Abstract 52: The Role of Kindlin-2 in Integrin Activation Depends on a Short C-Terminal Region

Abstract

Integrins are heterodimeric cell membrane receptors that regulate cell adhesion, migration, and survival. The kindlins are known to be key regulators of integrin activation, the transition from a low affinity, default state to a high affinity state for ligand. This function depends on their binding, together with talin, to the cytoplasmic tails (CT) of the β subunit of integrins. Kindlins are FERM domain containing proteins, and it is its F3 (PTB) subdomain of the FERM that is the primary binding site for integrin β CT. At its very C-terminus, beyond the F3, is a short extension of 21 amino acids, K2 660-680, and we have focused on the role of this region in the co-activator function of kindlin-2 (K2). For this analysis, we performed PAC-1 (antibody to detect activated αIIbβ3 integrin) binding assays in CHO cells stably expressing integrin α IIb β 3 that were transiently transfected with talin head domain and K2 mutants. Expression levels of all proteins were verified to be similar by western blotting and FACS. Truncation of K2 at residue 660 essentially eliminated the co-activator function of K2. Deletion of smaller segments also reduced co-activator activity by 50% to 100%. Deletion of just the last two amino acids in the sequence, W 679 V 680 , resulted in a 50% reduction in co-activator activity and a single point mutation of Y 673 A also led to a 50% loss of function.

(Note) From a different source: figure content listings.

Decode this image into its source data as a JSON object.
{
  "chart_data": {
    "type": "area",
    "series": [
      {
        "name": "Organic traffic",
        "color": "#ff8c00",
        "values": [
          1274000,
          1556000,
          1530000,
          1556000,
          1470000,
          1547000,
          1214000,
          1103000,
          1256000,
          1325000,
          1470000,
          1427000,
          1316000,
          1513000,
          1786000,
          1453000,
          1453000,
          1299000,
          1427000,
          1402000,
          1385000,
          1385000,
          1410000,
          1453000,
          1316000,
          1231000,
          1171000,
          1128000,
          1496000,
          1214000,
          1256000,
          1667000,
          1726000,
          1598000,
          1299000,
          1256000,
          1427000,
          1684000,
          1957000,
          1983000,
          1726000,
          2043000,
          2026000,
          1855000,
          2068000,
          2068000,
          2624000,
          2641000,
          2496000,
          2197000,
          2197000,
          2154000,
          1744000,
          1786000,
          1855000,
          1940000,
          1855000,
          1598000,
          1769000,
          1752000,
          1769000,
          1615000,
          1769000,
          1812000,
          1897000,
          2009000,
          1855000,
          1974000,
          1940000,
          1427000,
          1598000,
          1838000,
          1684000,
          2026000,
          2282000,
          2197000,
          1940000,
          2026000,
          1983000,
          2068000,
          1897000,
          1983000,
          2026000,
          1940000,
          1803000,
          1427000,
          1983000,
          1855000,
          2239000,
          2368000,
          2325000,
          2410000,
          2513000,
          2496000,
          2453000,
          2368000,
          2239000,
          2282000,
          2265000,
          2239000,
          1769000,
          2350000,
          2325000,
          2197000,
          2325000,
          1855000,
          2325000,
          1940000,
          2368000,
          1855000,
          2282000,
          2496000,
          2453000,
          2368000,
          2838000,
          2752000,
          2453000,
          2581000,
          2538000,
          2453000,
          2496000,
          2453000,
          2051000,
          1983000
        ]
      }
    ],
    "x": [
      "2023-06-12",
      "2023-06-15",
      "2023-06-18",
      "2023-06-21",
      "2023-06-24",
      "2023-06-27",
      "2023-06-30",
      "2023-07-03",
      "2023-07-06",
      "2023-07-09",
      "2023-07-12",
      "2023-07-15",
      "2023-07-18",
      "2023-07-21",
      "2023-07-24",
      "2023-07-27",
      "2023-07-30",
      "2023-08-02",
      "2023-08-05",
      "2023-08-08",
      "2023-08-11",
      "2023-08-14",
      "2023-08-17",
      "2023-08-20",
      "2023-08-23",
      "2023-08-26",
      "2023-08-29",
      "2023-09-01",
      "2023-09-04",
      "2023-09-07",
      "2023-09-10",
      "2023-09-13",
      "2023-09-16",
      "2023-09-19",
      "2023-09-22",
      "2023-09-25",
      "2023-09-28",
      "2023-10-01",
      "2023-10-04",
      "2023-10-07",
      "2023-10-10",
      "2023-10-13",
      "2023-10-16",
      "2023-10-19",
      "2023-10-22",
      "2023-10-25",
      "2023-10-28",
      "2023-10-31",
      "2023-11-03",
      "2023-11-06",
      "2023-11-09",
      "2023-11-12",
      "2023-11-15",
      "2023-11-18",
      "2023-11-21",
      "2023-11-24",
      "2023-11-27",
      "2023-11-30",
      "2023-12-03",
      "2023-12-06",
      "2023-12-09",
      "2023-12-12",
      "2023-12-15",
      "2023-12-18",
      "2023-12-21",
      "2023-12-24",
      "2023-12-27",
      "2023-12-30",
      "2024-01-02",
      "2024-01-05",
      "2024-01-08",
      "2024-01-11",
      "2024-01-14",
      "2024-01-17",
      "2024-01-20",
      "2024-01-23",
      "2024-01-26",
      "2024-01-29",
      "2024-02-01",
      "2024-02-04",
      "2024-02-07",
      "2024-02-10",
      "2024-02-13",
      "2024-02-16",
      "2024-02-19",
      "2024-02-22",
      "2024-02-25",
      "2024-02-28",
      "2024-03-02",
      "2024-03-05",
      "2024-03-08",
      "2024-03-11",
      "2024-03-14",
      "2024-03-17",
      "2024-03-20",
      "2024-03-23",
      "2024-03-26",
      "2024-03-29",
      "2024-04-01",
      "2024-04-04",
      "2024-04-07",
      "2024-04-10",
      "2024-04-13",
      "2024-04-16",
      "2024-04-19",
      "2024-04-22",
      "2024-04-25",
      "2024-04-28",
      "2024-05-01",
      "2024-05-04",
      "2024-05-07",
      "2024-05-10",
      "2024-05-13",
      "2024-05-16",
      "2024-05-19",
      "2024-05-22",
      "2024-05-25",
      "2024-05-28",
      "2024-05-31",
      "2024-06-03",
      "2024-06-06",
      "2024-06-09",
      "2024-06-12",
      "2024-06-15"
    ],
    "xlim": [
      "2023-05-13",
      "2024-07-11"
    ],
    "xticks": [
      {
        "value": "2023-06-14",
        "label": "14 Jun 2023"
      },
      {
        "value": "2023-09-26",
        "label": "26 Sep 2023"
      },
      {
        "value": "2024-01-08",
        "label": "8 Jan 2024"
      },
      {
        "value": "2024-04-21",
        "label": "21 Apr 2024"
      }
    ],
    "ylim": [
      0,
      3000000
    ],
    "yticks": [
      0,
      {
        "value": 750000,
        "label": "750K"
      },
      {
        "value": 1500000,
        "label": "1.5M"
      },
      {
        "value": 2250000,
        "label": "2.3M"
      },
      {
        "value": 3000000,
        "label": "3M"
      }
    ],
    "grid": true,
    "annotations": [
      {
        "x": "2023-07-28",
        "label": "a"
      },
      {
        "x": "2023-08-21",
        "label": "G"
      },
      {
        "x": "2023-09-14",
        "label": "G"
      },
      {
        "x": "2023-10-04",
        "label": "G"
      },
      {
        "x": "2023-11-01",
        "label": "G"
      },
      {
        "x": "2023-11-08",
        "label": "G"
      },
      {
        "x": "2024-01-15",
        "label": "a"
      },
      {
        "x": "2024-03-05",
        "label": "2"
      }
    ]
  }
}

A combination mutant consisting of the W 679 V 680 deletion and the Y 673 point mutation resulted in 100% loss of kindlin-2 co-activator activity. Pull-down experiments performed using GST tagged β 3 CT and CHO lysates transfected with GFP-kindlin-2 forms suggested that the C-terminal deletion did not disrupt binding to β 3 CT. This observation was corroborated by surface plasmon resonance studies in which the binding of full-length K2 and K2Δ666C (Δ666) was compared, and their K D values for immobilized β3 CT were found to be essentially the same. Overall, these data establish an important and unanticipated role of the carboxy-terminal region of kindlin-2 in its integrin co-activator function that is not dependent of its binding to integrin.